Japan elections: voters expected to sweep ruling party out of office

Campaigning continued until the last moment ahead of the general election, but there seemed little to stop the electorate ousting the unpopular LDP.

According to a Kyodo News poll released late on Thursday, 35.9 per cent of voters plan to back the opposition Democratic Party of Japan (DJP), up 3.3 per cent from a week ago.The ruling LDP's support had also risen, but they are floundering on 17.9 per cent.

The minor parties will take another 15 per cent or so between them.

While there are a large number of voters who say they have not made up their mind yet, research indicates that most of these are also likely to back the DPJ.

Even a last, desperate move by the the LDP to court the youth vote by enlisting the support of SMAP, a hugely popular boy-band, appears to have failed.

The belated appeal to young voters came in the form of a flier wrapped around editions of the Right-wing Sankei newspaper this week, but the campaign has apparently had little impact as the latest public opinion polls show that the distance between the opposition and the government has widened further.

"SMAP have never been involved in a political campaign before and it is a surprise that they have apparently come to the aid of the LDP as that ship is very clearly sinking," said Steven Reed, a professor of Japanese politics at Chuo University.

"This is another sign of the desperation in the party," he said, pointing to the negative campaigning that the LDP has been forced to adopt in recent days.

The government led by Taro Aso had portrayed his opponent, Yukio Hatoyama, as being inexperienced and trying to win over voters with promises that will be impossible to keep.

There is some merit in the LDP pointing out that the DPJ is promising to spend big and rapidly fix Japan's problems, but being vague on where the money to achieve that will come from.
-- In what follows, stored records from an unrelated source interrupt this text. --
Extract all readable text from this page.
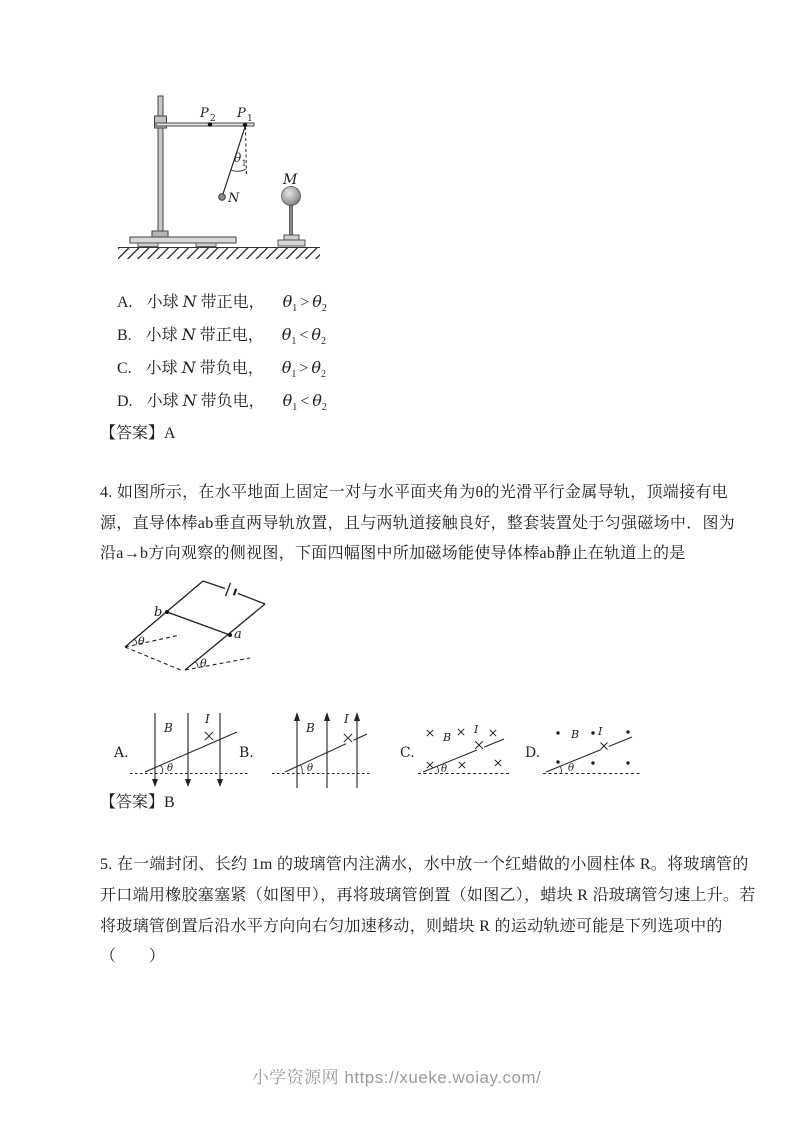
P 2 P 1
θ 1
N
M
A. 小球 N 带正电， $\theta_1 > \theta_2$
B. 小球 N 带正电， $\theta_1 < \theta_2$
C. 小球 N 带负电， $\theta_1 > \theta_2$
D. 小球 N 带负电， $\theta_1 < \theta_2$
【答案】A
4. 如图所示，在水平地面上固定一对与水平面夹角为θ的光滑平行金属导轨，顶端接有电
源，直导体棒ab垂直两导轨放置，且与两轨道接触良好，整套装置处于匀强磁场中．图为
沿a→b方向观察的侧视图，下面四幅图中所加磁场能使导体棒ab静止在轨道上的是
b
a
θ
θ
A.
B
I
θ
B.
B
I
θ
C.
B
I
θ
D.
B I
θ
【答案】B
5. 在一端封闭、长约 1m 的玻璃管内注满水，水中放一个红蜡做的小圆柱体 R。将玻璃管的
开口端用橡胶塞塞紧（如图甲），再将玻璃管倒置（如图乙），蜡块 R 沿玻璃管匀速上升。若
将玻璃管倒置后沿水平方向向右匀加速移动，则蜡块 R 的运动轨迹可能是下列选项中的
（　　）
小学资源网 https://xueke.woiay.com/
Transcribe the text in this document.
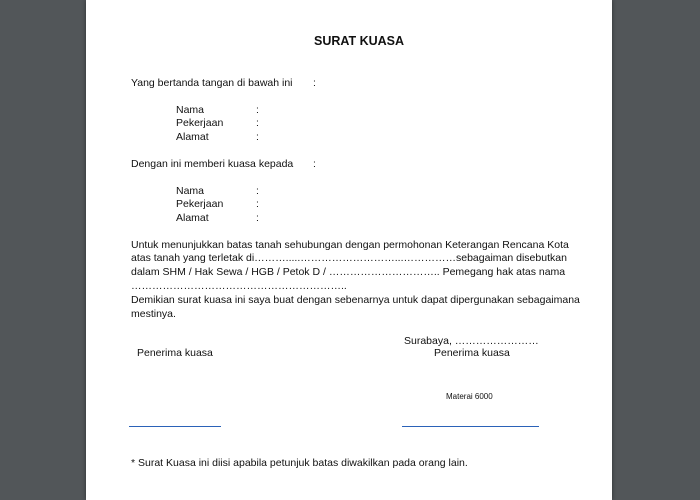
SURAT KUASA
Yang bertanda tangan di bawah ini :
Nama	:
Pekerjaan	:
Alamat	:
Dengan ini memberi kuasa kepada :
Nama	:
Pekerjaan	:
Alamat	:
Untuk menunjukkan batas tanah sehubungan dengan permohonan Keterangan Rencana Kota
atas tanah yang terletak di……….....………………………...……………sebagaiman disebutkan
dalam SHM / Hak Sewa / HGB / Petok D / ………………………….. Pemegang hak atas nama
……………………………………………………..
Demikian surat kuasa ini saya buat dengan sebenarnya untuk dapat dipergunakan sebagaimana
mestinya.
Surabaya, ……………………
Penerima kuasa	Penerima kuasa
Materai 6000
* Surat Kuasa ini diisi apabila petunjuk batas diwakilkan pada orang lain.
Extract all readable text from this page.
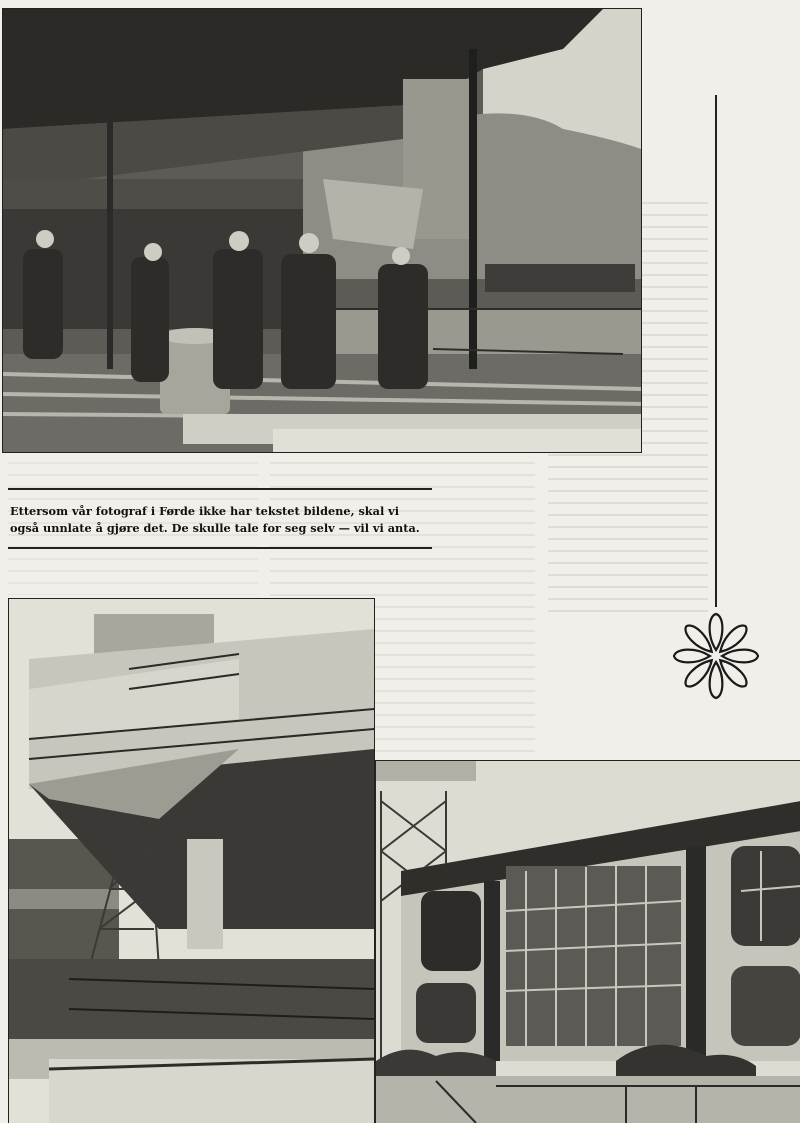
Ettersom vår fotograf i Førde ikke har tekstet bildene, skal vi
også unnlate å gjøre det. De skulle tale for seg selv — vil vi anta.
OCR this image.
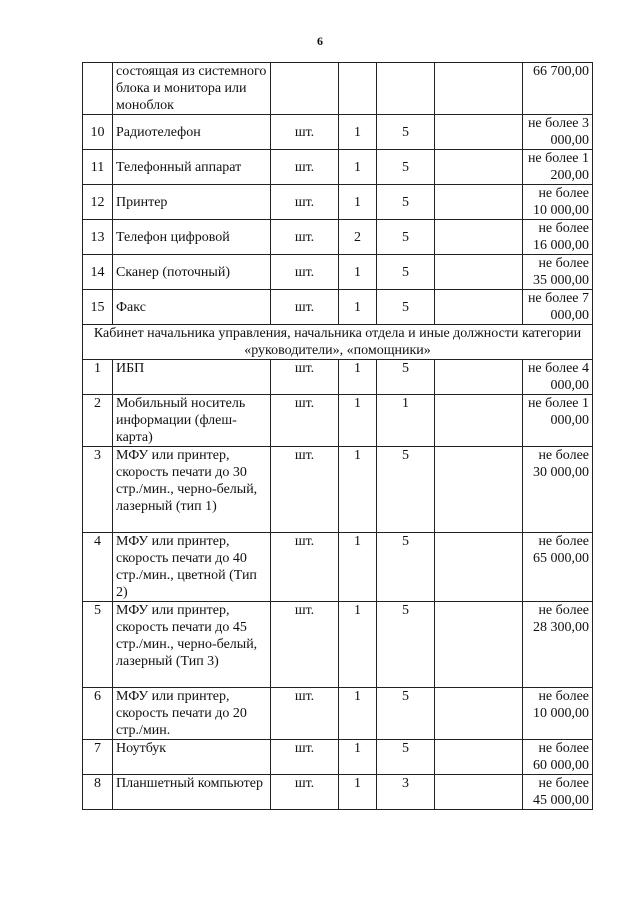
6
	состоящая из системного блока и монитора или моноблок					66 700,00
10	Радиотелефон	шт.	1	5		не более 3 000,00
11	Телефонный аппарат	шт.	1	5		не более 1 200,00
12	Принтер	шт.	1	5		не более 10 000,00
13	Телефон цифровой	шт.	2	5		не более 16 000,00
14	Сканер (поточный)	шт.	1	5		не более 35 000,00
15	Факс	шт.	1	5		не более 7 000,00
Кабинет начальника управления, начальника отдела и иные должности категории «руководители», «помощники»						
1	ИБП	шт.	1	5		не более 4 000,00
2	Мобильный носитель информации (флеш-карта)	шт.	1	1		не более 1 000,00
3	МФУ или принтер, скорость печати до 30 стр./мин., черно-белый, лазерный (тип 1)	шт.	1	5		не более 30 000,00
4	МФУ или принтер, скорость печати до 40 стр./мин., цветной (Тип 2)	шт.	1	5		не более 65 000,00
5	МФУ или принтер, скорость печати до 45 стр./мин., черно-белый, лазерный (Тип 3)	шт.	1	5		не более 28 300,00
6	МФУ или принтер, скорость печати до 20 стр./мин.	шт.	1	5		не более 10 000,00
7	Ноутбук	шт.	1	5		не более 60 000,00
8	Планшетный компьютер	шт.	1	3		не более 45 000,00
The voters are, however, too tired of the LDP's own broken promises, controversial economic reforms, and overseeing the financial collapse of the country to pay their protestations much heed.

"When the economy is good, prime ministers are popular. But in difficult times, that popularity fades," SMAP stated in the advert, titled "How to build a happy nation."

"But these are people that we have elected, so let's make some allowances and continue to support them."

It is unclear whether the comments are genuinely those of the five stars of the band, or their agents.

But even a group that has dominated the domestic music scene appears unlikely to be influential enough to reverse the defeat that the LDP is almost certain to suffer on Sunday.